Buck Williams whispered something to Richardson. Rich nodded his understanding. “Based on the protest,” he said after Treadwell had finished, “it figures they knew a lot more about Leone’s mission than this press release indicates. So it’s a front job. Some kind of a coverup for something.”

“Maybe they’re doing the old Japanese bellytalk — maybe they are accusing us of doing what they’ve done,” said Treadwell.

“You mean maybe they’ve sunk the Cushing? That’s why they claim they lost a plane?” Donaldson laughed a brief laugh of derision. “That doesn’t hang together. Murphy, what do you think?”

“Umm … none of it makes any sense to me, except that the Cushing could not have done what they say.”

“Brighting?”

“I’m only an engineer. This is an operational matter. Analytically, it seems to me the Soviets are saying they’ve lost an aircraft in the Arctic.”

“You’re right. That’s the only positive statement in the whole press release,” said Donaldson, “but we’ve still got no idea what Cushing could have had to do with it, if anything.”

“It’s all lies,” said Admiral Murphy. “Umm … Brighting’s right.
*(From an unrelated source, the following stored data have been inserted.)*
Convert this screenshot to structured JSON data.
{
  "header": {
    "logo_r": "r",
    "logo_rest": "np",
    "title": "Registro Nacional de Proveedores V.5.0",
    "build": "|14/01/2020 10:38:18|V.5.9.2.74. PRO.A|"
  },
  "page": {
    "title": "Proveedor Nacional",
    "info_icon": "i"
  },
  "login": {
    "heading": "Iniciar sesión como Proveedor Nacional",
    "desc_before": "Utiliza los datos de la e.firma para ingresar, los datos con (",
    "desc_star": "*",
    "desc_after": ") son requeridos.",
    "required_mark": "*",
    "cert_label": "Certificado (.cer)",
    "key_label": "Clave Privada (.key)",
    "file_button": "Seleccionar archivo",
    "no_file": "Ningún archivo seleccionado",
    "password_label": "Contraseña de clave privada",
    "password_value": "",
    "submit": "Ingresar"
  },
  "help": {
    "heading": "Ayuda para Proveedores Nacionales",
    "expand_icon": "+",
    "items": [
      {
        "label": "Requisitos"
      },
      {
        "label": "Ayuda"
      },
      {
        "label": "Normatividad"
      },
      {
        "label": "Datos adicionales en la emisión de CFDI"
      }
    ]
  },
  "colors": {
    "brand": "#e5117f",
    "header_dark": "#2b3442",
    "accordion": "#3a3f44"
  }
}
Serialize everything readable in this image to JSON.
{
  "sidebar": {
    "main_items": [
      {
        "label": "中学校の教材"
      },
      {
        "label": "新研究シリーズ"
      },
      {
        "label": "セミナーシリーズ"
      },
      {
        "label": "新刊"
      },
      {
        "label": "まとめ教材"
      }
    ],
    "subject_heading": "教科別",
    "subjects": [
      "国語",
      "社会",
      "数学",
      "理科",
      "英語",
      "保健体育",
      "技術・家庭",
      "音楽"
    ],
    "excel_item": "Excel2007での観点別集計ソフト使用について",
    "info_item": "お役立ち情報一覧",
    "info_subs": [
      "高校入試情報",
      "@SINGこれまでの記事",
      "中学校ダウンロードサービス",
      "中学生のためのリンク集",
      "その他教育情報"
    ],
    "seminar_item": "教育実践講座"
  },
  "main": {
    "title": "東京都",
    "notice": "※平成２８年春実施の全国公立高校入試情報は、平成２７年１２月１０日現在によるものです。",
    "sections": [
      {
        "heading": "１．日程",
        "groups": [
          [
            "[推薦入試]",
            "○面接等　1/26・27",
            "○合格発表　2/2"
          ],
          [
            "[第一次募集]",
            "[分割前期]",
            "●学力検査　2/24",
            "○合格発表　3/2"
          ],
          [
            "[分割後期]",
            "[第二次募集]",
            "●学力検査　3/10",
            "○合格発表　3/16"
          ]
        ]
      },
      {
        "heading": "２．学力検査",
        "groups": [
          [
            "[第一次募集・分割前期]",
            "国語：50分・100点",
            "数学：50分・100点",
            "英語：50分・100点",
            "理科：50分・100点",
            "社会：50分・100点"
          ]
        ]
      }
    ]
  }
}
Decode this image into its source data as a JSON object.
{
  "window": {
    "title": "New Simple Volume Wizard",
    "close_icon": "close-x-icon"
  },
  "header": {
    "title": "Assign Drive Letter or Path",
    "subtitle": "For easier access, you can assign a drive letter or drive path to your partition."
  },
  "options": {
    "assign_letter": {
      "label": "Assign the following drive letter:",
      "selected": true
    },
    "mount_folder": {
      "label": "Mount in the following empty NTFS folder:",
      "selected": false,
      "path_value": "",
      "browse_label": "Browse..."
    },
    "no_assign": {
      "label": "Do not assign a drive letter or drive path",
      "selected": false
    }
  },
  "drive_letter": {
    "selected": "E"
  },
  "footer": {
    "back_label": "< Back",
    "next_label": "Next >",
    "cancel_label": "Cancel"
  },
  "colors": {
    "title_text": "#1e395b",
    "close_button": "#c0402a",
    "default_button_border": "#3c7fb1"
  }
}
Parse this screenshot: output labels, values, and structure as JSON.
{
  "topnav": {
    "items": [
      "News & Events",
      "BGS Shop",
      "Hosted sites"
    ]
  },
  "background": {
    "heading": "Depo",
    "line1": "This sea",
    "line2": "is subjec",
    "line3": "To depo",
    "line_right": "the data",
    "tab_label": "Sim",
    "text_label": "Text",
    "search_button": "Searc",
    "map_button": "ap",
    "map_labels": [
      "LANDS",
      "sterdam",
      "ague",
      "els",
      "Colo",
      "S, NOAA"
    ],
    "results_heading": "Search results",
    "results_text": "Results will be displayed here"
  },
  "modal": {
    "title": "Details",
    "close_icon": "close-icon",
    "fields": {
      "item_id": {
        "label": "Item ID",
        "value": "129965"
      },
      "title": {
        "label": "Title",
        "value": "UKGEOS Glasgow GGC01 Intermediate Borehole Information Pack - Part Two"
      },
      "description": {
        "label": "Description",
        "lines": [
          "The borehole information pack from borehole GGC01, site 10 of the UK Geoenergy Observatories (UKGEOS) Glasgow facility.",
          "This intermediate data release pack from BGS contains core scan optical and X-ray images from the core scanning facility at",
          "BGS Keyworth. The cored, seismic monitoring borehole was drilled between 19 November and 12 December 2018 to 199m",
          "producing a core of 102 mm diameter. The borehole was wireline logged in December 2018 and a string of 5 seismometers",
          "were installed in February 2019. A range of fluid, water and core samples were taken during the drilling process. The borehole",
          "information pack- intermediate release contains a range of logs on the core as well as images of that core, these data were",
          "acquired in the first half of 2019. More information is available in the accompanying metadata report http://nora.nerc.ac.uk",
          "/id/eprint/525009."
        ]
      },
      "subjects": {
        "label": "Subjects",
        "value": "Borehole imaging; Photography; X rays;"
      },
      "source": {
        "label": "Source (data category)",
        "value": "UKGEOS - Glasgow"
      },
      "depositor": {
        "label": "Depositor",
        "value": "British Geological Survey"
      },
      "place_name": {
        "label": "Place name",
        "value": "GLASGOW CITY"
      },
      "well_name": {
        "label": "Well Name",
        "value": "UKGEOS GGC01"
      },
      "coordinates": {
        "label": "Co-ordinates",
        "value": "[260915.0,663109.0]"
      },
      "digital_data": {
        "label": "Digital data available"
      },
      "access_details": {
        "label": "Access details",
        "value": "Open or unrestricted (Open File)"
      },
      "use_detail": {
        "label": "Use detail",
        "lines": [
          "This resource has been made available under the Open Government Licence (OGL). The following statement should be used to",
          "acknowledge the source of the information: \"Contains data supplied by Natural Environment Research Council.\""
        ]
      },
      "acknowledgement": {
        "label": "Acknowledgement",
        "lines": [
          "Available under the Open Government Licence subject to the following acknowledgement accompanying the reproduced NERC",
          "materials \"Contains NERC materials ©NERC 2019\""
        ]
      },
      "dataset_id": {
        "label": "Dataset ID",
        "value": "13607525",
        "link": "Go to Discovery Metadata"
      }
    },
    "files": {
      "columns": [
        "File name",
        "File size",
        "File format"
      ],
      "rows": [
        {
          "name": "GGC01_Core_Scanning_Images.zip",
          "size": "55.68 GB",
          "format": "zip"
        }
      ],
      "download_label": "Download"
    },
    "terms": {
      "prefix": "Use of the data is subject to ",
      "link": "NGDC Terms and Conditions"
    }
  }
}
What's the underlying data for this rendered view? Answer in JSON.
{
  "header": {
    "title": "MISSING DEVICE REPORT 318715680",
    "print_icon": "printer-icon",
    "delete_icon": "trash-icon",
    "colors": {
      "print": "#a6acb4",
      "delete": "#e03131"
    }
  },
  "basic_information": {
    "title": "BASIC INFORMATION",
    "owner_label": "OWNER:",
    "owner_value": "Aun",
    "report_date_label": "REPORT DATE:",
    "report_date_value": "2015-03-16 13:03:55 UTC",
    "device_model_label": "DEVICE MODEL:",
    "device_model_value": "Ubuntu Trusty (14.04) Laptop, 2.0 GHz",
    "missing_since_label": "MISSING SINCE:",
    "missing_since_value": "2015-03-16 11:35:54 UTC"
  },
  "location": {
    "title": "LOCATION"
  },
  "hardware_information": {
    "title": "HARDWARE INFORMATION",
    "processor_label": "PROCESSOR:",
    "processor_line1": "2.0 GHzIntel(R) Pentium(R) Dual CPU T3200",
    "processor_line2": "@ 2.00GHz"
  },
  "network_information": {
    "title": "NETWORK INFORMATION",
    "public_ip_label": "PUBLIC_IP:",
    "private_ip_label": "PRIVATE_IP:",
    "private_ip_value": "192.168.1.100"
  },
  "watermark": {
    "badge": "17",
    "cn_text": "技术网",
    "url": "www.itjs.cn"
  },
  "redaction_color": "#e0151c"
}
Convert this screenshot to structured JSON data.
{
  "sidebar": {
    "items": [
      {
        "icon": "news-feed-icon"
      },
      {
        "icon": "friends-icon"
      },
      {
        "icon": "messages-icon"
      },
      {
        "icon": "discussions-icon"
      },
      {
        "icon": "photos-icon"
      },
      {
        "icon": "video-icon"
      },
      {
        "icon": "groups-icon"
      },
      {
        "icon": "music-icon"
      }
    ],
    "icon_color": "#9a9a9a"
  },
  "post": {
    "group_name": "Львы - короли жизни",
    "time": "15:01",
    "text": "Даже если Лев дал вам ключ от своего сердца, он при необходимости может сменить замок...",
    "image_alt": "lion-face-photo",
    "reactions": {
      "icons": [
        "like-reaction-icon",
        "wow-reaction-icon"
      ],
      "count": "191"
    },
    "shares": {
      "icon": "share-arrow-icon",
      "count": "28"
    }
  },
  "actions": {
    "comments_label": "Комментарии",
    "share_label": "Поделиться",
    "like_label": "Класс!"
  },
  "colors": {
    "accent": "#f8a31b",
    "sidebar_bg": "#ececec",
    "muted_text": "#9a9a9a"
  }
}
They are saying they lost an aircraft, so that must be true. But also they’re saying it’s because of the Cushing. That’s what’s so um — um … weird.”

“Murph, put it all in your next message to the Cushing. Maybe Leone’ll have a simple explanation, if he can ever get clear to use his radio. We’ll know in a couple of weeks anyhow, when the Manta gets up there. I have to go to the tank with this in the morning, so we have to compose a message to the Cushing before we can close off this meeting, and I’ll tell the other Joint Chiefs that we’ll just have to hold the fort awhile.” Admiral Donaldson paused a moment, put his hands on the arms of Rich’s office chair, in which he had been sitting. “Well, I guess that concludes the business we came up here for. I wonder how many people we fooled with these civilian clothes. Rich, will you have someone alert our pilot and organize transportation for us back to the airport as soon as we get the message done? Oh, wait a minute”—as Rich reached for the communication handset on the bulkhead behind his desk—“have you thought about going on this expedition yourself?”

“We had thought about it, yes sir, but …” Indeed he had thought about that. And he had come to know that there was nothing he wanted so much. But even as he was talking, in the middle of a very short sentence, there was an instantaneous flash of self-understanding. The days aboard the Walrus and Eel had been the highpoint of his life. The single-minded concentration they demanded of him had so focused his energies that even now, a decade and a half after it all had ended, those four years loomed in his mind as the most imperative of the psychological imperatives that drove him. Being off in the Manta, with Buck, was the closest he could ever come again.

But it would not do to be too affirmative. This might transmit lack of confidence in Buck Williams. And he well remembered his own ambivalent reaction at taking his own old skipper, Joe Blunt, on that second, fatal, war patrol of the Eel. “I’m sure Buck Williams is fully able to handle this mission on his own,” he went on swiftly. “He’s the skipper, and he’s trained both his people and himself. Having a squadron commander along would just weight him down. I’d be excess baggage…” This was the speech Joe Blunt should have made, would have made if he had only known himself better. But times were different then, although perhaps there were similarities too. The prewar submarine skipper, sidelined while his juniors took to war and glory the new fleet submarines he had helped design and build, was not so far removed from himself, thirsting for one more fling at the old days with a newer and greater ship under him.